L’assurdo, tornando all’attualità, credo sia rappresentato dalle recenti elezioni in Molise in cui una lista ha ottenuto il 31,5% e il proprio candidato presidente addirittura il 38,5%. Questa lista ha perso tuttavia contro una coalizione di 9 (nove!) liste tra cui nessuna ha superato nemmeno il 10%. E’ politica questa?

Sono abituato a pensare che ogni partito o movimento dovrebbe rappresentare una propria visione dell’Italia, della regione o del comune in cui si presenta. Se due persone hanno una idea diversa rispetto a questioni fondamentali è giusto che votino due partiti distinti. Se la pensi in maniera tutto sommato simile credo invece che sia giusto confluire in un unico soggetto politico. Ora mi domando: se in Molise, la regione a statuto ordinario più piccola d’Italia, esistono 9 partiti con 9 visioni distinte del futuro della regione come possono ragionevolmente governare insieme?

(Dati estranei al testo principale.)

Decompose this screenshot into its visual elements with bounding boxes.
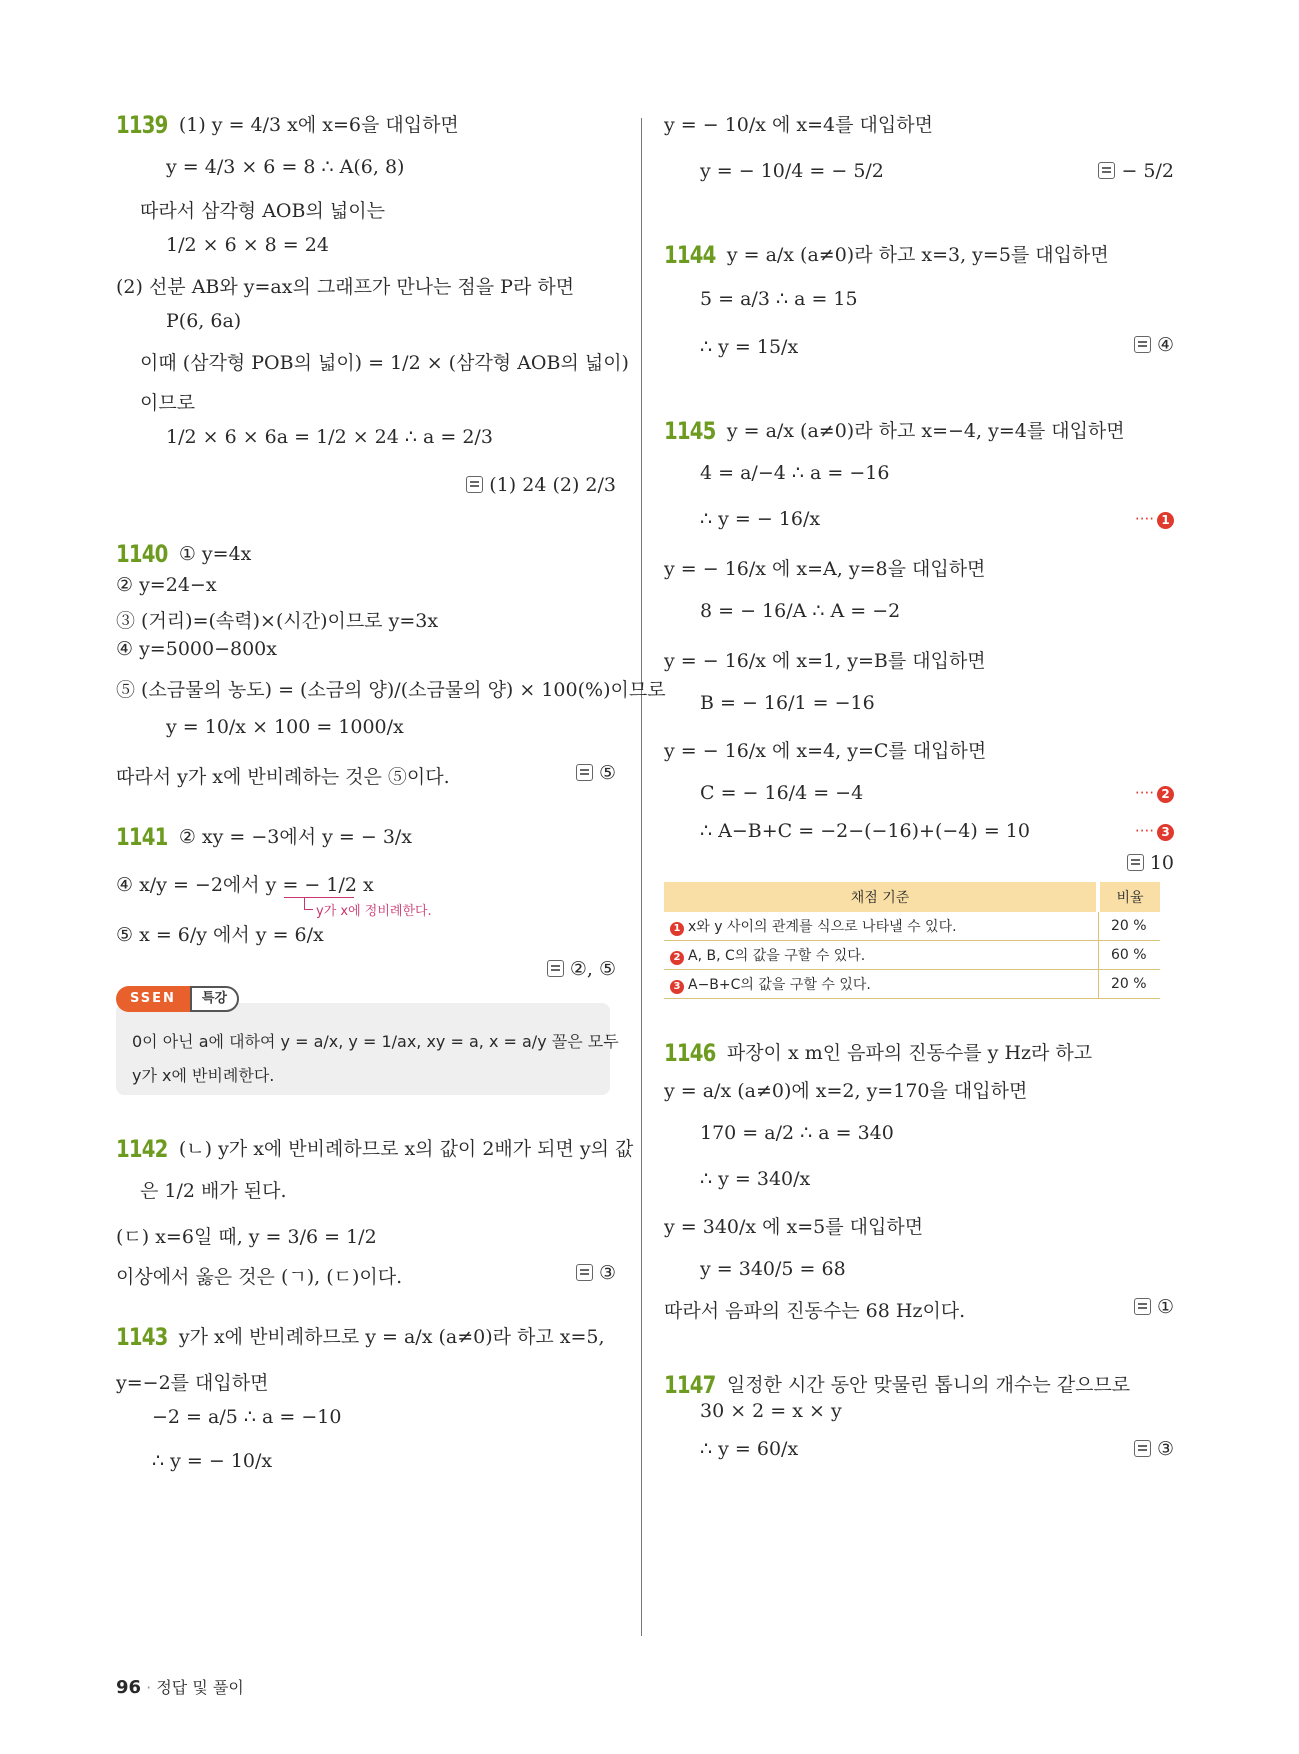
problem-number: 1145	[664, 417, 716, 445]
problem-1146-line7: 따라서 음파의 진동수는 68 Hz이다.	[664, 1300, 966, 1322]
page-footer: 96 · 정답 및 풀이	[116, 1677, 244, 1698]
answer-1139	[466, 474, 616, 496]
problem-1139-line9: 1/2 × 6 × 6a = 1/2 × 24 ∴ a = 2/3	[166, 426, 493, 448]
answer-1141	[547, 958, 616, 980]
problem-1140-line7: 따라서 y가 x에 반비례하는 것은 ⑤이다.	[116, 766, 450, 788]
text: (ㄴ) y가 x에 반비례하므로 x의 값이 2배가 되면 y의 값	[178, 1138, 634, 1160]
note-underline	[284, 897, 354, 898]
problem-1145-line4: y = − 16/x 에 x=A, y=8을 대입하면	[664, 558, 986, 580]
text: y = a/x (a≠0)라 하고 x=−4, y=4를 대입하면	[726, 420, 1125, 442]
problem-1142-line1	[116, 1134, 633, 1163]
table-row	[664, 912, 1160, 941]
answer-text: ③	[598, 1262, 616, 1284]
problem-1143-line1	[116, 1322, 605, 1351]
rate-header: 비율	[1098, 882, 1160, 912]
ssen-label: SSEN	[116, 986, 190, 1012]
problem-1145-line1	[664, 416, 1125, 445]
criteria-mark: 1	[670, 922, 684, 936]
step-number: 3	[1157, 824, 1174, 841]
problem-1140-line3: ③ (거리)=(속력)×(시간)이므로 y=3x	[116, 610, 439, 632]
answer-1144	[1134, 334, 1174, 356]
answer-mark-icon	[576, 764, 593, 781]
problem-1139-line4: 1/2 × 6 × 8 = 24	[166, 234, 329, 256]
rate-cell: 60 %	[1098, 941, 1160, 970]
problem-number: 1144	[664, 241, 716, 269]
rate-cell: 20 %	[1098, 970, 1160, 999]
answer-text: ⑤	[598, 762, 616, 784]
page-number: 96	[116, 1677, 142, 1698]
answer-mark-icon	[1134, 1298, 1151, 1315]
text: 파장이 x m인 음파의 진동수를 y Hz라 하고	[726, 1042, 1093, 1064]
text: ① y=4x	[178, 543, 252, 565]
problem-1139-line1	[116, 110, 459, 139]
problem-1146-line4: ∴ y = 340/x	[700, 1168, 811, 1190]
problem-1144-line2: 5 = a/3 ∴ a = 15	[700, 288, 858, 310]
problem-1142-line3: (ㄷ) x=6일 때, y = 3/6 = 1/2	[116, 1226, 377, 1248]
table-row	[664, 941, 1160, 970]
tip-badge	[116, 986, 239, 1012]
problem-1142-line2: 은 1/2 배가 된다.	[140, 1180, 287, 1202]
problem-1140-line1	[116, 540, 251, 568]
problem-1139-line6: P(6, 6a)	[166, 310, 242, 332]
problem-1146-line2: y = a/x (a≠0)에 x=2, y=170을 대입하면	[664, 1080, 1028, 1102]
answer-mark-icon	[1134, 1440, 1151, 1457]
text: y = a/x (a≠0)라 하고 x=3, y=5를 대입하면	[726, 244, 1109, 266]
answer-1146	[1134, 1296, 1174, 1318]
column-divider	[641, 118, 642, 1636]
problem-number: 1139	[116, 111, 168, 139]
problem-number: 1143	[116, 1323, 168, 1351]
problem-1140-line4: ④ y=5000−800x	[116, 638, 277, 660]
answer-1143	[1098, 160, 1174, 182]
criteria-text: x와 y 사이의 관계를 식으로 나타낼 수 있다.	[688, 919, 957, 935]
problem-1142-line4: 이상에서 옳은 것은 (ㄱ), (ㄷ)이다.	[116, 1266, 403, 1288]
answer-1140	[576, 762, 616, 784]
problem-1140-line6: y = 10/x × 100 = 1000/x	[166, 716, 404, 738]
problem-number: 1141	[116, 823, 168, 851]
cont-1143-line2: y = − 10/4 = − 5/2	[700, 160, 884, 182]
problem-1139-line5: (2) 선분 AB와 y=ax의 그래프가 만나는 점을 P라 하면	[116, 276, 575, 298]
answer-1147	[1134, 1438, 1174, 1460]
step-marker-2: ···· 2	[1135, 784, 1174, 803]
answer-mark-icon	[576, 1264, 593, 1281]
criteria-mark: 3	[670, 980, 684, 994]
proportional-note: y가 x에 정비례한다.	[316, 904, 432, 919]
problem-1143-line4: ∴ y = − 10/x	[152, 1450, 273, 1472]
problem-1147-line1	[664, 1370, 1130, 1399]
answer-text: ②, ⑤	[569, 958, 616, 980]
answer-text: ①	[1156, 1296, 1174, 1318]
answer-mark-icon	[1098, 162, 1115, 179]
problem-1139-line7: 이때 (삼각형 POB의 넓이) = 1/2 × (삼각형 AOB의 넓이)	[140, 352, 629, 374]
tip-box	[116, 1003, 619, 1095]
text: 일정한 시간 동안 맞물린 톱니의 개수는 같으므로	[726, 1374, 1131, 1396]
problem-number: 1140	[116, 540, 168, 568]
problem-number: 1142	[116, 1135, 168, 1163]
problem-1143-line2: y=−2를 대입하면	[116, 1372, 269, 1394]
criteria-text: A, B, C의 값을 구할 수 있다.	[688, 948, 866, 964]
problem-1146-line1	[664, 1038, 1092, 1067]
problem-1143-line3: −2 = a/5 ∴ a = −10	[152, 1406, 342, 1428]
criteria-cell	[664, 912, 1098, 941]
criteria-header: 채점 기준	[664, 882, 1098, 912]
criteria-cell	[664, 970, 1098, 999]
step-number: 1	[1157, 512, 1174, 529]
problem-1145-line5: 8 = − 16/A ∴ A = −2	[700, 600, 901, 622]
criteria-text: A−B+C의 값을 구할 수 있다.	[688, 977, 871, 993]
problem-1146-line5: y = 340/x 에 x=5를 대입하면	[664, 1216, 924, 1238]
problem-1145-line2: 4 = a/−4 ∴ a = −16	[700, 462, 890, 484]
tip-line1: 0이 아닌 a에 대하여 y = a/x, y = 1/ax, xy = a, x = a/y 꼴은 모두	[132, 1032, 619, 1051]
answer-text: 10	[1149, 852, 1174, 874]
text: y가 x에 반비례하므로 y = a/x (a≠0)라 하고 x=5,	[178, 1326, 605, 1348]
criteria-mark: 2	[670, 951, 684, 965]
answer-text: ④	[1156, 334, 1174, 356]
problem-1147-line3: ∴ y = 60/x	[700, 1438, 799, 1460]
problem-number: 1146	[664, 1039, 716, 1067]
problem-1145-line7: B = − 16/1 = −16	[700, 692, 875, 714]
grading-table	[664, 882, 1160, 999]
problem-1140-line5: ⑤ (소금물의 농도) = (소금의 양)/(소금물의 양) × 100(%)이므로	[116, 679, 666, 701]
problem-1140-line2: ② y=24−x	[116, 574, 217, 596]
answer-mark-icon	[547, 960, 564, 977]
answer-1145	[1127, 852, 1174, 874]
problem-1145-line6: y = − 16/x 에 x=1, y=B를 대입하면	[664, 650, 986, 672]
problem-1141-line3: ⑤ x = 6/y 에서 y = 6/x	[116, 924, 324, 946]
problem-1145-line8: y = − 16/x 에 x=4, y=C를 대입하면	[664, 740, 987, 762]
problem-1139-line2: y = 4/3 × 6 = 8 ∴ A(6, 8)	[166, 156, 405, 178]
problem-1139-line8: 이므로	[140, 392, 196, 414]
answer-1142	[576, 1262, 616, 1284]
table-row	[664, 970, 1160, 999]
answer-mark-icon	[466, 476, 483, 493]
problem-1144-line3: ∴ y = 15/x	[700, 336, 799, 358]
rate-cell: 20 %	[1098, 912, 1160, 941]
answer-text: − 5/2	[1121, 160, 1174, 182]
note-pointer	[304, 897, 313, 910]
problem-1145-line10: ∴ A−B+C = −2−(−16)+(−4) = 10	[700, 820, 1030, 842]
tip-line2: y가 x에 반비례한다.	[132, 1066, 275, 1085]
step-marker-3: ···· 3	[1135, 822, 1174, 841]
problem-1144-line1	[664, 240, 1109, 269]
page-title: 정답 및 풀이	[156, 1678, 244, 1697]
problem-1141-line2: ④ x/y = −2에서 y = − 1/2 x	[116, 874, 374, 896]
step-marker-1: ···· 1	[1135, 510, 1174, 529]
problem-1146-line3: 170 = a/2 ∴ a = 340	[700, 1122, 894, 1144]
answer-mark-icon	[1127, 854, 1144, 871]
text: ② xy = −3에서 y = − 3/x	[178, 826, 413, 848]
problem-1146-line6: y = 340/5 = 68	[700, 1258, 846, 1280]
criteria-cell	[664, 941, 1098, 970]
problem-1141-line1	[116, 822, 412, 851]
problem-1139-line3: 따라서 삼각형 AOB의 넓이는	[140, 200, 385, 222]
special-label: 특강	[190, 986, 239, 1012]
problem-number: 1147	[664, 1371, 716, 1399]
answer-text: ③	[1156, 1438, 1174, 1460]
answer-mark-icon	[1134, 336, 1151, 353]
text: (1) y = 4/3 x에 x=6을 대입하면	[178, 114, 459, 136]
cont-1143-line1: y = − 10/x 에 x=4를 대입하면	[664, 114, 933, 136]
problem-1147-line2: 30 × 2 = x × y	[700, 1400, 842, 1422]
step-number: 2	[1157, 786, 1174, 803]
problem-1145-line3: ∴ y = − 16/x	[700, 508, 821, 530]
problem-1145-line9: C = − 16/4 = −4	[700, 782, 864, 804]
answer-text: (1) 24 (2) 2/3	[489, 474, 616, 496]
grading-header	[664, 882, 1160, 912]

Se non hanno 9 visioni distinte che senso hanno di esistere? E’ evidente che quello delle coalizioni sia solo un gioco perverso per accaparrare voti e nulla più. Una legge elettorale seria dovrebbe dunque vietare le coalizioni, sia a livello locale che nazionale.

Chi ha più credibilità (e non chi ha più parenti) vince.

Nelle elezioni nazionali il tanto bistrattato proporzionale (senza coalizioni) avrebbe già da tempo dato un governo al paese. Senza i legami-ricatti di una coalizione cosa avrebbe dovuto inventarsi Salvini per sottrarsi ad un governo col M5S?
Una delle principali sfide della politica odierna è dunque, secondo me, recuperare il coraggio delle proprie scelte. Dopo gli anni del buonismo e del “politicamente corretto” è ora di tornare a parlare a muso duro, a cuore sincero.

 

A Muso Duro (F. Urzino – P. Bertoli)

E adesso che farò, non so che dire
e ho freddo come quando stavo solo
ho sempre scritto i versi con la penna
non ordini precisi di lavoro.
Ho sempre odiato i porci ed i ruffiani
e quelli che rubavano un salario
i falsi che si fanno una carriera
con certe prestazioni fuori orario
Canterò le mie canzoni per la strada
ed affronterò la vita a muso duro
un guerriero senza patria e senza spada
con un piede nel passato
e lo sguardo dritto e aperto nel futuro.
Ho speso quattro secoli di vita
e ho fatto mille viaggi nei deserti
perché volevo dire ciò che penso
volevo andare avanti ad occhi aperti
adesso dovrei fare le canzoni
con i dosaggi esatti degli esperti
magari poi vestirmi come un fesso
per fare il deficiente nei concerti.
Canterò le mie canzoni per la strada
ed affronterò la vita a muso duro
un guerriero senza patria e senza spada
con un piede nel passato
e lo sguardo dritto e aperto nel futuro.
Non so se sono stato mai poeta
e non mi importa niente di saperlo
riempirò i bicchieri del mio vino
non so com’è però vi invito a berlo
e le masturbazioni celebrali
le lascio a chi è maturo al punto giusto
le mie canzoni voglio raccontarle
a chi sa masturbarsi per il gusto.
Canterò le mie canzoni per la strada
ed affronterò la vita a muso duro
un guerriero senza patria e senza spada
con un piede nel passato
e lo sguardo dritto e aperto nel futuro.
E non so se avrò gli amici a farmi il coro
o se avrò soltanto volti sconosciuti
canterò le mie canzoni a tutti loro
e alla fine della strada
potrò dire che i miei giorni li ho vissuti.